Current medical history/systemic history (somatic and psychological complaints).

  • What symptoms have you noticed?
    • Impaired perception, fluctuates over hours/days.
    • Attention deficit
    • Restriction of perception, speech, etc. to varying degrees.
    • Altered sleep-wake rhythm
    • Hallucinations, delusions
    • Affective disorders (disorders characterized primarily by a clinically significant change in mood, e.g., depression or mania/severe inner restlessness and drive).
  • Have you noticed any changes in cognition, speech, etc.?
  • Was/is the affected person rather withdrawn and apathetic?
  • Or rather agitated and restless?
  • Acute onset of the disorder?
  • How long have these symptoms been present?
  • Have you noticed any other symptoms?

Vegetative anamnesis incl. nutritional anamnesis.

  • Do you smoke? If yes, how many cigarettes, cigars or pipes per day?
  • Do you drink alcohol more often? If yes, what drink(s) and how many glasses of it per day?
  • Do you use drugs? If yes, which drugs (ecstasy, GHB (“liquid ecstasy”), cocaine, LSD, opiates, PCP (“angel dust”)) and how often per day or per week?

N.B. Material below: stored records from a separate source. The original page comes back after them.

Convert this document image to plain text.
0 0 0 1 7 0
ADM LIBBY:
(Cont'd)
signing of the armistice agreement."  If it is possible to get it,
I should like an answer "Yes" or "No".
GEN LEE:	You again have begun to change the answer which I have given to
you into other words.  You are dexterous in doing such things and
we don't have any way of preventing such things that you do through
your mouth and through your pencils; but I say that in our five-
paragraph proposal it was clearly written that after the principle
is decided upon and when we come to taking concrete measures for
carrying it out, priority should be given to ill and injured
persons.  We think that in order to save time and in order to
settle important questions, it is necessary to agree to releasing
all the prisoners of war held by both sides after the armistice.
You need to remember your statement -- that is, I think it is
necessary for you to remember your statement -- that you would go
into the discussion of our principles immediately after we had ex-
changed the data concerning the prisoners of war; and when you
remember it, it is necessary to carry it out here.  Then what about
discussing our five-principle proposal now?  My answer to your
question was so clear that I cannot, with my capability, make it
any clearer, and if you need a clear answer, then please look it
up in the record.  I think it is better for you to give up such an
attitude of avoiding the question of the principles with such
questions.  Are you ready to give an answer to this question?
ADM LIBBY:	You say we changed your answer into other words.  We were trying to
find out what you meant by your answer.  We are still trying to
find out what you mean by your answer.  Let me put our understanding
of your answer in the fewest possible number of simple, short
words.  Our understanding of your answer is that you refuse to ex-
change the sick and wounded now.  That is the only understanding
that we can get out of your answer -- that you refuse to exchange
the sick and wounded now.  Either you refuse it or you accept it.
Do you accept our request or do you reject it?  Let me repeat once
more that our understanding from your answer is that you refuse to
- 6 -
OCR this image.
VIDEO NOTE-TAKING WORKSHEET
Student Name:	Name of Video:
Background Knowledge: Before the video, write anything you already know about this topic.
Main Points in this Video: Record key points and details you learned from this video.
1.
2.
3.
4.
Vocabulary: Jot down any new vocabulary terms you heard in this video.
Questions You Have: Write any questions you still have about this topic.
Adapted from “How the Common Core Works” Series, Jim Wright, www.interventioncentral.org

Self-history incl. medication history.

  • Pre-existing conditions (neurological diseases; depression).
  • Operations
  • Radiotherapy
  • Vaccination status
  • Allergies

Medication history (modified according to)

  • ACE inhibitor
  • Alpha blocker
  • Analgesics:
    • Acetylsalicylic acid (delirogenic only in high doses).
    • Nonsteroidal anti-inflammatory drugs (NSAIDs) can cause delirium
    • Opiates (high-risk substances when starting and also when discontinuing).
  • Antiarrhythmics
  • Antibiotics
  • Anticholinergics
  • Antidepressants:
  • Antidiabetic agents, oral – which induce hypoglycemia.
  • Antiepileptic drugs, including phenytoin.
  • Antihypertensives (antihypertensive drugs) – alpha-receptor blockers (CNS attenuation can be enhanced by alcohol, antipsychotics, antihistamines, benzodiazepines and opiates).
  • Anticonvulsants (antiepileptics) – adverse drug reaction usually due to overdose; Cave! Hyponatremia under carbamazepine and oxcarbazepine.
  • Antipsychotics (neuroleptics) – preparations with anticholinergic potency (e.g., clozapine and olanzapine) are more delirogenic
  • Antivertiginosa
  • Beta blockers
  • Benzodiazepines (3-fold risk of delirium) – withdrawal may cause delirium
  • Calcium antagonists
  • Narcotics (BtM)
  • Digitalesglycosides, e.g., digitoxin, digoxin.
  • Diuretics (especially thiazides).
  • Hormones
    • Corticosteroids, systemic
    • Steroids, systemic (delirogenic risk is dose-dependent).
  • Ketamine (narcotic)
  • Lithium
  • MAO inhibitors
  • Neuroleptics (D2 antagonists and serotonindopamine antagonists) (4.5-fold risk of delirium)
  • Nonsteroidal anti-inflammatory drugs (NSAIDs).
  • Nitrates and other vasodilators.
  • Lidocaine
  • Opiates
  • Opioids (2.5 times the risk of delirium)
  • Parasympatholytics
  • Parkinson’s drugs:
    • Amantadine and dopamine agonists (e.g., bromocryptine) (higher risk).
    • Cathechol-O-methyltransferase (COMT) inhibitors (low risk).
    • Levodopa (lowest delirogenic potency).
  • Herbal agents, unspecified.
  • Psychoactive medications (including antipsychotics, antidepressants, tranquilizers).
  • Sedating H1 antihistamines (also known as antiemetics).
  • Theophylline

Environmental history including intoxications.

  • Alcohol intoxication (alcohol poisoning)
  • Alcohol withdrawal
  • Toxins such as carbon monoxide, ethylene glycol (antifreeze), pesticides (pesticides).